Sul set Filippo Timi si trasforma, canta, balla e non si ferma mai: «Lo faccio per rivivere la gioia che provavo da bambino», dice. E a Grazia racconta come riesce a farci vedere i colori anche quando è il protagonista di uno show in bianco e nero
Danze scatenate, monologhi e duetti, balli lenti come si usava cinquant’anni fa, vecchi successi reinterpretati dalle popstar di oggi Nina Zilli, Malika Ayane, Elio, Neffa, Marco Mengoni. E al centro della scena, in veste di istrionico conduttore-mattatore, lui: Filippo Timi, l’attore italiano più spericolato, 41 anni di passioni, furori, paradossi, sorprese.

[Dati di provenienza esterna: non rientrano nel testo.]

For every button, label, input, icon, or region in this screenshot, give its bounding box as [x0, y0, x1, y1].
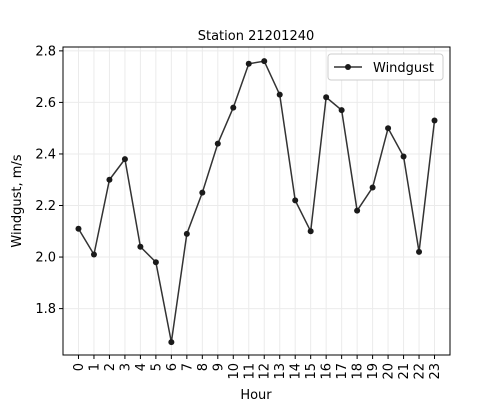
- data-point: [183, 230, 190, 237]
- x-tick-label: 1: [87, 363, 102, 371]
- data-point: [245, 60, 252, 67]
- x-axis-ticks: 0 1 2 3 4 5 6 7 8 9 10 11 12 13 14 15 16 17 18 19 20 21 22 23: [72, 355, 443, 380]
- data-point: [354, 207, 361, 214]
- data-point: [106, 176, 113, 183]
- data-point: [168, 339, 175, 346]
- y-tick-label: 2.4: [35, 147, 56, 162]
- x-tick-label: 23: [428, 363, 443, 380]
- data-point: [385, 125, 392, 132]
- y-tick-label: 2.6: [35, 96, 56, 111]
- x-tick-label: 16: [320, 363, 335, 380]
- data-point: [214, 140, 221, 147]
- data-point: [261, 58, 268, 65]
- data-point: [90, 251, 97, 258]
- series-line: [77, 60, 436, 343]
- x-tick-label: 18: [351, 363, 366, 380]
- series-windgust: [75, 58, 438, 346]
- legend-marker: [345, 64, 351, 70]
- data-point: [369, 184, 376, 191]
- legend-box: [327, 53, 444, 81]
- y-axis-ticks: 1.8 2.0 2.2 2.4 2.6 2.8: [35, 44, 63, 317]
- y-tick-label: 2.8: [35, 44, 56, 59]
- legend: Windgust: [327, 53, 444, 81]
- x-tick-label: 22: [413, 363, 428, 380]
- plot-area: [62, 46, 451, 356]
- x-tick-label: 2: [103, 363, 118, 371]
- chart-title: Station 21201240: [198, 29, 315, 44]
- data-point: [400, 153, 407, 160]
- data-point: [121, 156, 128, 163]
- x-tick-label: 17: [335, 363, 350, 380]
- legend-label: Windgust: [373, 61, 434, 76]
- x-tick-label: 9: [211, 363, 226, 371]
- x-tick-label: 8: [196, 363, 211, 371]
- x-tick-label: 19: [366, 363, 381, 380]
- data-point: [276, 91, 283, 98]
- y-tick-label: 1.8: [35, 302, 56, 317]
- data-point: [137, 243, 144, 250]
- x-tick-label: 6: [165, 363, 180, 371]
- data-point: [323, 94, 330, 101]
- data-point: [152, 259, 159, 266]
- x-tick-label: 3: [118, 363, 133, 371]
- data-point: [199, 189, 206, 196]
- x-tick-label: 4: [134, 363, 149, 371]
- data-point: [307, 228, 314, 235]
- x-tick-label: 14: [289, 363, 304, 380]
- grid: [63, 47, 450, 355]
- x-tick-label: 5: [149, 363, 164, 371]
- x-tick-label: 21: [397, 363, 412, 380]
- x-tick-label: 13: [273, 363, 288, 380]
- x-tick-label: 20: [382, 363, 397, 380]
- x-tick-label: 7: [180, 363, 195, 371]
- x-axis-label: Hour: [240, 388, 272, 400]
- data-point: [75, 225, 82, 232]
- x-tick-label: 15: [304, 363, 319, 380]
- data-point: [338, 107, 345, 114]
- x-tick-label: 11: [242, 363, 257, 380]
- data-point: [416, 248, 423, 255]
- data-point: [431, 117, 438, 124]
- x-tick-label: 12: [258, 363, 273, 380]
- data-point: [230, 104, 237, 111]
- x-tick-label: 0: [72, 363, 87, 371]
- data-point: [292, 197, 299, 204]
- y-axis-label: Windgust, m/s: [10, 154, 25, 247]
- y-tick-label: 2.2: [35, 199, 56, 214]
- y-tick-label: 2.0: [35, 251, 56, 266]
- x-tick-label: 10: [227, 363, 242, 380]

«Che felicità, mi sono reinventato ancora una volta», mi dice allegramente trafelato Filippo parlandomi di Tadà!, il mini-varietà musicale, sette minuti a puntata, che condurrà su Deejay Tv (canale 9 del digitale terrestre) dal 15 febbraio alle ore 21. Lo intercetto a Milano in una rara pausa dal lavoro, mentre la sua mente continua a inseguire pensieri, sogni, progetti. Il telefono squilla, i fan lo riconoscono, gli amici lo fermano per parlargli: in tanti anni che seguo la sua carriera, non l’ho mai visto in modalità “spento”, o del tutto soddisfatto, o in pace con se stesso. Timi è felicemente, permanentemente ostaggio di quel «ribollire creativo» (parole sue) che lo obbliga a sperimentare, provocare, rischiare. Umbro di nascita, attore, scrittore e poeta, più che un artista è un acrobata dell’espressione.

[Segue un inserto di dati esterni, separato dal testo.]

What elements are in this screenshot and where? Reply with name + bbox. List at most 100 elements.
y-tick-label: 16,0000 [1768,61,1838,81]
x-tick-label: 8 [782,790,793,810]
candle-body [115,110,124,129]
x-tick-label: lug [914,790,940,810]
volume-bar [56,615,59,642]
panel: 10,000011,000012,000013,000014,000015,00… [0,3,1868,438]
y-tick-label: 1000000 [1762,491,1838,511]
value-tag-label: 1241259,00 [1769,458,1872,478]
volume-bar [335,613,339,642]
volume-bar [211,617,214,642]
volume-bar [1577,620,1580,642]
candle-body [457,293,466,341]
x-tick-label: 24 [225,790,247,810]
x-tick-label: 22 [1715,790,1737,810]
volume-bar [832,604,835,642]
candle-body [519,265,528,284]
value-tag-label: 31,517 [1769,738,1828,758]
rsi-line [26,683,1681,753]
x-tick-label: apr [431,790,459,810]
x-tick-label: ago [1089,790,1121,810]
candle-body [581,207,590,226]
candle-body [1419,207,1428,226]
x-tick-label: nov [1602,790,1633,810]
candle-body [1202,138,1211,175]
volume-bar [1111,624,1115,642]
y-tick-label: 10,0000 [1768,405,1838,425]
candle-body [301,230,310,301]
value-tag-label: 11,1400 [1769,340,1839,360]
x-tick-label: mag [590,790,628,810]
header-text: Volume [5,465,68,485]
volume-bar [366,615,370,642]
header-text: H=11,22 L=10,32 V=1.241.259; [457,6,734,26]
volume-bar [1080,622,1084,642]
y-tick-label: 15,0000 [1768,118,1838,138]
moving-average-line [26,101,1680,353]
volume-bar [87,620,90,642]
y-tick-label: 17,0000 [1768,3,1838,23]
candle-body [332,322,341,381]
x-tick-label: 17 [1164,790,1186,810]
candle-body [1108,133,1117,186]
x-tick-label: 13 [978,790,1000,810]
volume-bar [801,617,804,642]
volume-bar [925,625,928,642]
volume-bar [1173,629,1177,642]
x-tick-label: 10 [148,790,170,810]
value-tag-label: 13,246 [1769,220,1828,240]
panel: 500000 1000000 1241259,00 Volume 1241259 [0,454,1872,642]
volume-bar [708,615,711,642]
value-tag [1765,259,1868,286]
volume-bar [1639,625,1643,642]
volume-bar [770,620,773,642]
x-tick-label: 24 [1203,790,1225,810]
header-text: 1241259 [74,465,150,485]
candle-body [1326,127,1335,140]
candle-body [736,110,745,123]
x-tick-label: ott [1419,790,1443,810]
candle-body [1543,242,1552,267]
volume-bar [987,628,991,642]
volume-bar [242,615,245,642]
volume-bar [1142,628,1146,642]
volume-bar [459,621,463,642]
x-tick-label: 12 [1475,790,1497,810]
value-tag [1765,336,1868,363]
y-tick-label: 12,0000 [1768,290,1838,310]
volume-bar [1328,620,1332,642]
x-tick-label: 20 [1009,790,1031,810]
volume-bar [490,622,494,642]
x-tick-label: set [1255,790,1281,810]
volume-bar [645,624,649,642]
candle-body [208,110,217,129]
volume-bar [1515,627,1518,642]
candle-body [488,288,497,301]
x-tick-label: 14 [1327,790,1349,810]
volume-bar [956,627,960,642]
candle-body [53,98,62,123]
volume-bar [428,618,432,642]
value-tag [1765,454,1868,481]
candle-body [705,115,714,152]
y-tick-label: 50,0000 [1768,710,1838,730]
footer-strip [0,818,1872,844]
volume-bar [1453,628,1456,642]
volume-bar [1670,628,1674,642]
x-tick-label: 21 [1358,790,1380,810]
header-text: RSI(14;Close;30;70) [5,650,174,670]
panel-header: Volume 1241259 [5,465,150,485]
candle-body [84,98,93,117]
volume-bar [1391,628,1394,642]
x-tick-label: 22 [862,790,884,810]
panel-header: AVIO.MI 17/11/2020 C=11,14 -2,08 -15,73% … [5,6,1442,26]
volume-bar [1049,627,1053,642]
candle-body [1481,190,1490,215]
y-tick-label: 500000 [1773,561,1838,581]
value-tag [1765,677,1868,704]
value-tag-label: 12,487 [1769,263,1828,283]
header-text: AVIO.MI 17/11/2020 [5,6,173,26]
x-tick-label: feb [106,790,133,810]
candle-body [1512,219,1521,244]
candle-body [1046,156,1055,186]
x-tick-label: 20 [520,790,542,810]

E se lo avete amato nella serie di Sky I delitti del BarLume, o fate la coda a teatro per applaudirlo nel dramma di Henrik Ibsen Casa di bambola (in scena fino al 24 febbraio al Franco Parenti di Milano) in cui interpreta i tre personaggi, oppure preparatevi a vederlo cambiare pelle ancora una volta.

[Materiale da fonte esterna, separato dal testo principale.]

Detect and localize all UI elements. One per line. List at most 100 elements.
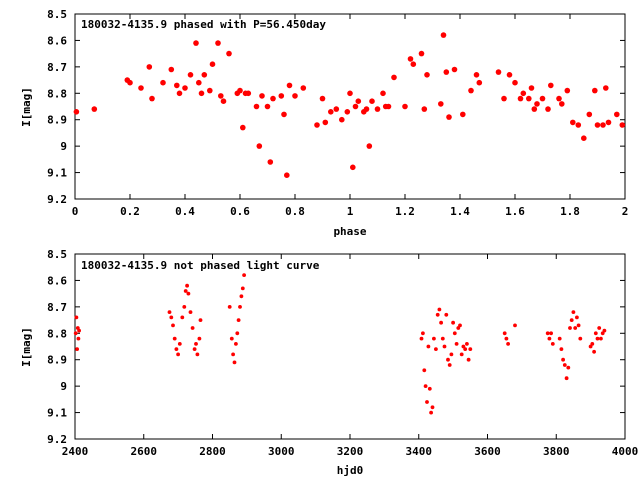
data-point xyxy=(513,323,517,328)
data-point xyxy=(526,95,532,102)
data-point xyxy=(167,310,172,314)
data-point xyxy=(506,342,510,346)
data-point xyxy=(597,326,602,330)
data-point xyxy=(440,336,445,341)
data-point xyxy=(545,331,550,336)
data-point xyxy=(347,90,353,97)
data-point xyxy=(506,72,513,78)
data-point xyxy=(207,87,213,94)
data-point xyxy=(366,143,373,149)
chart-title: 180032-4135.9 not phased light curve xyxy=(81,259,320,272)
data-point xyxy=(168,66,175,73)
data-point xyxy=(218,93,224,99)
data-point xyxy=(592,349,596,354)
data-point xyxy=(465,342,469,346)
x-tick-label: 0.4 xyxy=(175,205,195,218)
data-point xyxy=(259,93,265,99)
y-tick-label: 8.7 xyxy=(47,301,67,314)
data-point xyxy=(229,336,234,341)
data-point xyxy=(550,342,555,346)
x-tick-label: 1.2 xyxy=(395,205,415,218)
data-point xyxy=(196,79,202,86)
x-tick-label: 1.8 xyxy=(560,205,580,218)
x-tick-label: 2600 xyxy=(131,445,158,458)
data-point xyxy=(292,93,298,99)
data-point xyxy=(571,310,576,314)
x-tick-label: 3200 xyxy=(337,445,364,458)
data-point xyxy=(517,95,524,102)
data-point xyxy=(226,50,232,57)
data-point xyxy=(319,95,326,102)
data-point xyxy=(447,363,452,367)
data-point xyxy=(473,72,480,78)
data-point xyxy=(402,103,408,110)
data-point xyxy=(284,172,290,178)
data-point xyxy=(512,79,518,86)
y-tick-label: 9.2 xyxy=(47,193,67,206)
data-point xyxy=(561,357,565,362)
data-point xyxy=(446,357,450,362)
data-point xyxy=(385,103,392,110)
phased-light-curve-panel: 180032-4135.9 phased with P=56.450day ph… xyxy=(20,8,628,238)
data-point xyxy=(75,347,79,351)
data-point xyxy=(186,291,191,296)
data-point xyxy=(91,106,98,112)
data-point xyxy=(600,122,606,128)
x-tick-label: 2 xyxy=(622,205,629,218)
data-point xyxy=(410,61,417,67)
data-point xyxy=(418,50,425,57)
data-point xyxy=(182,305,187,309)
data-point xyxy=(451,320,455,325)
data-point xyxy=(238,305,242,309)
data-point xyxy=(198,318,203,322)
data-point xyxy=(235,331,240,336)
data-point xyxy=(193,40,199,46)
data-point xyxy=(242,273,247,277)
data-point xyxy=(422,368,427,373)
data-point xyxy=(264,103,271,110)
data-point xyxy=(452,331,457,336)
data-point xyxy=(446,114,452,120)
data-point xyxy=(245,90,252,97)
data-point xyxy=(185,283,190,288)
data-point xyxy=(192,347,197,351)
data-point xyxy=(440,32,447,38)
data-point xyxy=(547,336,552,341)
y-tick-label: 9.1 xyxy=(47,167,67,180)
y-axis-label: I[mag] xyxy=(20,327,33,367)
data-point xyxy=(444,312,449,317)
data-point xyxy=(545,106,551,112)
x-axis-label: phase xyxy=(333,225,366,238)
data-point xyxy=(421,331,425,336)
x-tick-label: 1.4 xyxy=(450,205,470,218)
x-tick-label: 3800 xyxy=(543,445,570,458)
data-point xyxy=(435,312,440,317)
data-point xyxy=(149,95,155,102)
data-point xyxy=(369,98,375,104)
data-point xyxy=(363,106,370,112)
data-point xyxy=(468,87,474,94)
data-point xyxy=(286,82,293,89)
y-tick-label: 8.8 xyxy=(47,87,67,100)
data-points xyxy=(73,32,626,178)
data-point xyxy=(476,79,483,86)
data-point xyxy=(232,360,237,365)
y-tick-label: 8.6 xyxy=(47,34,67,47)
y-tick-label: 8.5 xyxy=(47,8,67,21)
x-tick-label: 0 xyxy=(72,205,79,218)
data-point xyxy=(234,342,238,346)
data-point xyxy=(576,323,581,328)
data-point xyxy=(449,352,454,357)
data-point xyxy=(174,347,179,351)
data-point xyxy=(421,106,428,112)
data-point xyxy=(172,336,177,341)
data-point xyxy=(425,400,429,404)
data-point xyxy=(619,122,626,128)
data-point xyxy=(586,111,593,118)
data-point xyxy=(460,111,466,118)
data-point xyxy=(468,347,473,351)
data-point xyxy=(182,85,188,91)
data-point xyxy=(314,122,320,128)
data-point xyxy=(602,328,607,333)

Cinquant’anni fa non era ancora nato, che cosa può ispirarle quell’epoca?
«Un’ammirazione totale. Sono pazzo dell’estetica degli Anni 60. Li ho recuperati grazie a mia madre, che mi costringeva a guardare vecchi varietà come Canzonissima e Studio Uno: presentava la cantante Mina, gli ospiti erano di alto livello e tutto era armonico, elegante, scintillante. Guardavo la tv con gli occhi sgranati e sognavo».
La sua nuova sfida televisiva è all’insegna della nostalgia per un mondo perduto?
«No, sto benissimo nel presente e, se avessi la macchina del tempo, non tornerei indietro. Ho accettato di condurre Tadà! perché mi permette di far rivivere la mia infanzia in bianco e nero. Sono nato in provincia, in una famiglia povera. Sono stato un bambino grasso e balbuziente. Ma ero sempre allegro e ho dei ricordi bellissimi».
E i colori quando sono arrivati nella sua vita?
«Mi bastava immaginarli, ho sempre volato con la fantasia. I miei genitori facevano gli operai: uno stipendio se ne andava per il mutuo e le spese di casa, l’altro serviva a pagare la tata che badava a me e a mia sorella Cristina mentre i miei erano fuori a rompersi la schiena. Eppure la nostra vita era serena».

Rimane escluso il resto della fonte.